We met Jeanniey Mullen at the highly successful and stimulating M1 Mobile-First Summit in New York, where she was a speaker on an expert panel on Wearables and Fashion. Mullen is founder of Yellow Bean, a mobile, digital and content marketing firm. She was well-known in the digital marketing industry as the CMO of Zinio, the digital magazine platform.
Among her credentials in the wearables area is the development of Ringblingz. She and partner, product development expert Bill Phelps, accepted a grant from the R/GA Connected Devices Accelerator (a partnership of digital marketing agency R/GA and seed funding source Techstars).
Their first product, developed in 90 days and displayed in March 2014, is a smart ring, designed as a notification device to be worn by teens. The ring vibrates and displays various colors which inform the wearer of the priority of a person who is trying to contact them.
After stating that the wearables area today is “like the wild, wild west,” Mullen goes on to highlight the primary challenges facing wearables entrepreneurs. Everyone “wants to design beautiful objects but are held back by obstacles.”

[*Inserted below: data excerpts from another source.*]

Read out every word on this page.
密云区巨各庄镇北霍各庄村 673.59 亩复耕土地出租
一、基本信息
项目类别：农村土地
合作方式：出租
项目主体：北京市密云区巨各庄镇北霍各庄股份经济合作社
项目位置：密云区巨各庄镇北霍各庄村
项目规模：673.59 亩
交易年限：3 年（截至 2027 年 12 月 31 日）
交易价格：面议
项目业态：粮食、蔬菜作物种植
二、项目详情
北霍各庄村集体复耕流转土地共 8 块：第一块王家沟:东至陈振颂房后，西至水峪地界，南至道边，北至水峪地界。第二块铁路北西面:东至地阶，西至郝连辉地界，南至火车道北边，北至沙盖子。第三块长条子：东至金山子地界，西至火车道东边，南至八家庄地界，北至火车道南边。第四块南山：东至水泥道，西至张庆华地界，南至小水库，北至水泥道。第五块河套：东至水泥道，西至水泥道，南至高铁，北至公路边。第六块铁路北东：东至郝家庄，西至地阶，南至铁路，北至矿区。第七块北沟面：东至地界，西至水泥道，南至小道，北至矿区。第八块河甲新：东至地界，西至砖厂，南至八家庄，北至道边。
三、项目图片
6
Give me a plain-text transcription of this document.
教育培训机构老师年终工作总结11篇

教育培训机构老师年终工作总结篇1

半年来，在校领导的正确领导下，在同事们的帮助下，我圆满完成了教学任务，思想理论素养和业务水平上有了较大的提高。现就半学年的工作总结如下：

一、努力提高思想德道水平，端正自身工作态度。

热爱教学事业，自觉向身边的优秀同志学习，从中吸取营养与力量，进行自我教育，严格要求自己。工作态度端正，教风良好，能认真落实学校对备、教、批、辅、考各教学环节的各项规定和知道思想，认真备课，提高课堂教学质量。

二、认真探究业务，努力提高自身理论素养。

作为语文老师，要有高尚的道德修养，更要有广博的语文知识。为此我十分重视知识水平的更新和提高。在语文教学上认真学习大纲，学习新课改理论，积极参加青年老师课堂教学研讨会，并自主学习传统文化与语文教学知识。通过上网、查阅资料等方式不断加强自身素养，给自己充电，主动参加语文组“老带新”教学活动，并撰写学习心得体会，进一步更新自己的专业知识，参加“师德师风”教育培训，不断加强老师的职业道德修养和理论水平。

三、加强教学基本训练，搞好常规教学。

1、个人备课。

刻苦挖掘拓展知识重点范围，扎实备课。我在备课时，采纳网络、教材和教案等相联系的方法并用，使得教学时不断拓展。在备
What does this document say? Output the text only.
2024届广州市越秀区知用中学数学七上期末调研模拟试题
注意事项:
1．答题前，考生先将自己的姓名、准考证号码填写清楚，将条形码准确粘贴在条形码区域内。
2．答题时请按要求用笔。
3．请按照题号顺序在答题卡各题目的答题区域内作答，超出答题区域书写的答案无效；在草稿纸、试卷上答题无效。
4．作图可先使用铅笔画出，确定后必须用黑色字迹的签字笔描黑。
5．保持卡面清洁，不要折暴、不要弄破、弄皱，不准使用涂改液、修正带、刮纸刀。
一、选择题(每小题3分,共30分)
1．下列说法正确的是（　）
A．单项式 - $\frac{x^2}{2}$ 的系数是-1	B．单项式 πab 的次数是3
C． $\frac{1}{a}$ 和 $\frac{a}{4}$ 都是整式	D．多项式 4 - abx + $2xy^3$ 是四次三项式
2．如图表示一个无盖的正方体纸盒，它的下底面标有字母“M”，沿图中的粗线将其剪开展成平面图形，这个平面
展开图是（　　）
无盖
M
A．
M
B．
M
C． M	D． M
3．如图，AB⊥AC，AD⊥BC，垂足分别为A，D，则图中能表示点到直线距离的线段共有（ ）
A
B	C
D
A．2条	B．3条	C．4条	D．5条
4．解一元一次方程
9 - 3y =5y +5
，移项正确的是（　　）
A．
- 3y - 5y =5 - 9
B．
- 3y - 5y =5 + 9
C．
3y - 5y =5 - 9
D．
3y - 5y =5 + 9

Interestingly, the obstacles that Mullen focuses on are directly related to the nature of the wireless medium. They are: 1) battery life, 2) limitations of Bluetooth, and 3) needing to design for at least three primary different OSs, namely iOS, Android and Windows. Regarding OSs, she notes that, in designing Rinblingz, which is a notification device, they found that the notification sandboxes for iOS and Android were quite different from each other, while Windows did not offer a sandbox.
She estimates that 70% of wearables will run into these obstacles. She points to these types of obstacles as the likely primary reasons that Nike retreated from the FuelBand fitness product area.
For the next three years she sees a period of “constant change” in the wearables market, whether for fashion, fitness or overall health.
Mullen advocates a sort of wearables “collective,” a banding together of interested parties to address the primary impediments to product development and growth of the market.
The challenge for any wearable to gain mass adoption is how does it actually integrate into the lifestyle of individuals.
While pointing out the immediate challenges, Mullen has enormous enthusiasm for the longer term potential of wearables. She states that with wearables, “brands can interact with consumers in innumerable ways.” As one example, she mentions that Ringblingz contains a replaceable battery, which the company will replace at no charge to the user and; when it is being replaced, it opens opportunity for joint marketing with brands.
Regarding wearables and fashion, Mullen points out that it is necessary to focus on the specific audience for the product. For a fashion forward female, for example, the product must create a sense of distinctiveness. In contrast, among teens, Mullen finds that style and distinctiveness is not sought after as much as functionality of the product. Moreover, for teens, if the product involves notifications of communications within a group, filtering is critical because of the deluge of social messaging that teens typically receive. The range of wearables market segments, she states, presents issues in SKU management for marketers. These issues affect inventory and hence are margin impacting.
She also points to the power of wearables to create “life-oriented memories,” such as a wearable distributed as part of an event such as a concert, or a visit to a special place, such as a theme park. She emphasizes the power of these items as brand reminders.